INDIANAPOLIS — When you have an emergency and call 911 for help, you expect first responders to arrive as soon as possible. Seconds count in those situations, but drivers blocking fire station driveways are causing precious time to slip away.
"If you were in an accident on Binford or your house was on fire, I think it would be unnerving to think that their response time was slowed down because they can't even get out of the driveway," Nikki O'Leary said.
O'Leary lives on the northeast side of Indianapolis near 56th Street and Binford Boulevard. Despite signs warning drivers to stop before Fire Station 8, it is a problem she sees often.
"They sit there and just blow the horn and then people that are parked in the driveway are trying to figure out where to go because the only place they can go is into the oncoming traffic lane," O'Leary said.
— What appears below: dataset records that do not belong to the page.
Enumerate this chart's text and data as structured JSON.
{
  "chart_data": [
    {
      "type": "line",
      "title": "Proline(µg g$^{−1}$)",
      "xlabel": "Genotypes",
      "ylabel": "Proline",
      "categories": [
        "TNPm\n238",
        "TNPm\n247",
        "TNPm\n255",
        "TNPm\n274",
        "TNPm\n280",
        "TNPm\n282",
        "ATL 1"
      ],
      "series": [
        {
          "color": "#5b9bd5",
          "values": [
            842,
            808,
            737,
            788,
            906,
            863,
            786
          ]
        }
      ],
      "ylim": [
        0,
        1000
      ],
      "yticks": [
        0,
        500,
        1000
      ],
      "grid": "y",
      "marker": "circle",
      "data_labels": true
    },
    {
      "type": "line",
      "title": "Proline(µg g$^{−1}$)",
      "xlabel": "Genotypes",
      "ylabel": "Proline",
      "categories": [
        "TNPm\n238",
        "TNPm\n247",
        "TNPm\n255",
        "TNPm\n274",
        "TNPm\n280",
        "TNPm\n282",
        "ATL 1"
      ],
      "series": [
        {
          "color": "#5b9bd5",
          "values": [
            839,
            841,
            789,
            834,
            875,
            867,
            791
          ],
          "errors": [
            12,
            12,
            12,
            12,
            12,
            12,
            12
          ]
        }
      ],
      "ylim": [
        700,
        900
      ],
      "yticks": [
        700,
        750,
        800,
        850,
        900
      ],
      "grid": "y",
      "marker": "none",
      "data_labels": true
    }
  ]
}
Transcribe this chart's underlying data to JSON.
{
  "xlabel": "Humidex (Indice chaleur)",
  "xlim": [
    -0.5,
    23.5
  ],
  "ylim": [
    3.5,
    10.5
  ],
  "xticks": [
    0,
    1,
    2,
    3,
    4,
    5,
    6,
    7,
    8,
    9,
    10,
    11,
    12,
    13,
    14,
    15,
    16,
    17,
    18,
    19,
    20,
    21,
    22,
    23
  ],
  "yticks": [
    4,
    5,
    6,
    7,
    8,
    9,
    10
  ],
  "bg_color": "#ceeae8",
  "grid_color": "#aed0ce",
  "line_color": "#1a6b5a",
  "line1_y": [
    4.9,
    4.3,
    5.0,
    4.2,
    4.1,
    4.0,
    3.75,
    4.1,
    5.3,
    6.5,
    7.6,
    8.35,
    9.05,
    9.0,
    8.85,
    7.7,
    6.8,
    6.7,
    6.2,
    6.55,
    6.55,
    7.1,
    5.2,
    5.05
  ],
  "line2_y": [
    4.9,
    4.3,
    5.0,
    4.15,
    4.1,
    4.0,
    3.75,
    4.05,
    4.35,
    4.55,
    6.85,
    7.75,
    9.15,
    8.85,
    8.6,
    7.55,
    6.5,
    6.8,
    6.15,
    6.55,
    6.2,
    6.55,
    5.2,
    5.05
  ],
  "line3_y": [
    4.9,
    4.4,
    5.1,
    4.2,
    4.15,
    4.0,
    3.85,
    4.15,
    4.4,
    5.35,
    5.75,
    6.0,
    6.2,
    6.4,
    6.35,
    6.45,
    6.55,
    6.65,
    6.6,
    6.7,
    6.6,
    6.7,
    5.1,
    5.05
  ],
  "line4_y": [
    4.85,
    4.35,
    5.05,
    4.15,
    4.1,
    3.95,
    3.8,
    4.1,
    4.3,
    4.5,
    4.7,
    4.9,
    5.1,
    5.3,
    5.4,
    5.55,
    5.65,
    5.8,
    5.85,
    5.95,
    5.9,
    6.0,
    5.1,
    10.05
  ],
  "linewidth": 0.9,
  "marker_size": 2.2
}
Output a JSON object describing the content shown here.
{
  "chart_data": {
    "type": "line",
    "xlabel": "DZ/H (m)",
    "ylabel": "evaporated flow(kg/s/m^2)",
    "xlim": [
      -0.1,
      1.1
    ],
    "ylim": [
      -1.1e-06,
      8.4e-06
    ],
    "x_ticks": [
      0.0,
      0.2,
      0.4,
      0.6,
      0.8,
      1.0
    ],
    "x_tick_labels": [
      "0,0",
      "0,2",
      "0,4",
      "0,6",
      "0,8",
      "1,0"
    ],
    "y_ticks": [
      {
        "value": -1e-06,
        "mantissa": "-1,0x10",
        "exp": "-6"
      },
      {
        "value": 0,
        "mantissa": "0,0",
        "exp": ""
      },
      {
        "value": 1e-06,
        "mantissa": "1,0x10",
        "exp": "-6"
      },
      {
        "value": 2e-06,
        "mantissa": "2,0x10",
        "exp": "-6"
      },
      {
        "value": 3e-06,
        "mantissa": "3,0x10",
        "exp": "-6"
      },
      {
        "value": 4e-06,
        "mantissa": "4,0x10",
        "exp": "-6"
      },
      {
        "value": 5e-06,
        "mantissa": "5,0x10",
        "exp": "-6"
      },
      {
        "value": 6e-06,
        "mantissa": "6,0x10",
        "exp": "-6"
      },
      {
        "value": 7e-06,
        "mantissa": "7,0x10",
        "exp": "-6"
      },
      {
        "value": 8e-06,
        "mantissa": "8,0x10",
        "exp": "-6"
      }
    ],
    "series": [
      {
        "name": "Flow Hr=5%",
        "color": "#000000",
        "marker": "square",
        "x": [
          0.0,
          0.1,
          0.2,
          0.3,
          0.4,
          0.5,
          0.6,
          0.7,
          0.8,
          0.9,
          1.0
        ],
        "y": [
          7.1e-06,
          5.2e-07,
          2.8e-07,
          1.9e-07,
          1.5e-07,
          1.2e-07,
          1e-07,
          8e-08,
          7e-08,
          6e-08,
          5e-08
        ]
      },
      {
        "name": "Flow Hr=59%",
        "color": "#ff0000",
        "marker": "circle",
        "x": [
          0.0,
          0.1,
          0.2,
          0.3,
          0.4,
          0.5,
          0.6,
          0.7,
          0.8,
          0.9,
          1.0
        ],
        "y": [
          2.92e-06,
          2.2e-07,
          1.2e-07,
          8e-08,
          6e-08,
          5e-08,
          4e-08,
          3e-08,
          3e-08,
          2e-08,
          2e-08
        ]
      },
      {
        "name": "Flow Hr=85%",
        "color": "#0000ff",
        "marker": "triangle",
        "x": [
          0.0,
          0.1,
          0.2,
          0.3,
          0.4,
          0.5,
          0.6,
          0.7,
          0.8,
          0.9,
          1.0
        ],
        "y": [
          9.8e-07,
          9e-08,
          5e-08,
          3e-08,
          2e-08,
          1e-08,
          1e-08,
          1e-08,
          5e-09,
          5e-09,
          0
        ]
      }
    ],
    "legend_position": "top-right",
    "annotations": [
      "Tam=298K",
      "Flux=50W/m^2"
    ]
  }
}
Drivers aren't the only ones concerned about this issue. Indianapolis Fire Department Battalion Chief Rita Reith said the house captain at Station 8 complained to the Mayor's Actions Center several times. That is why the Department of Public Works added striping on the road near the station, but drivers still aren't paying attention.
"It's always a concern for the firefighters when they could potentially get dispatched and the delay in moving the traffic away from the approach so that they can enter and exit takes away from precious seconds from the person calling 911 getting a response to their home or business," Reith said.
According to state law, drivers cannot stop within 20 feet of the driveway of a fire station. IFD said Station 8 is not the only fire station that sits on a busy road where traffic backs up, especially during rush hour.
IFD said they can typically get drivers to move quickly by activating their sirens, but they shouldn't have to in front of the station.
The Indianapolis Metropolitan Police Department said blocking a fire station driveway is enforceable, and the department will look into the problem in front of Station 8.
"I think this affects a lot of people," O'Leary said. "There is a nursing home east of here and there are a lot of residence around here that depend on them. A lot of elderly people in the area to depend on them being able to get out."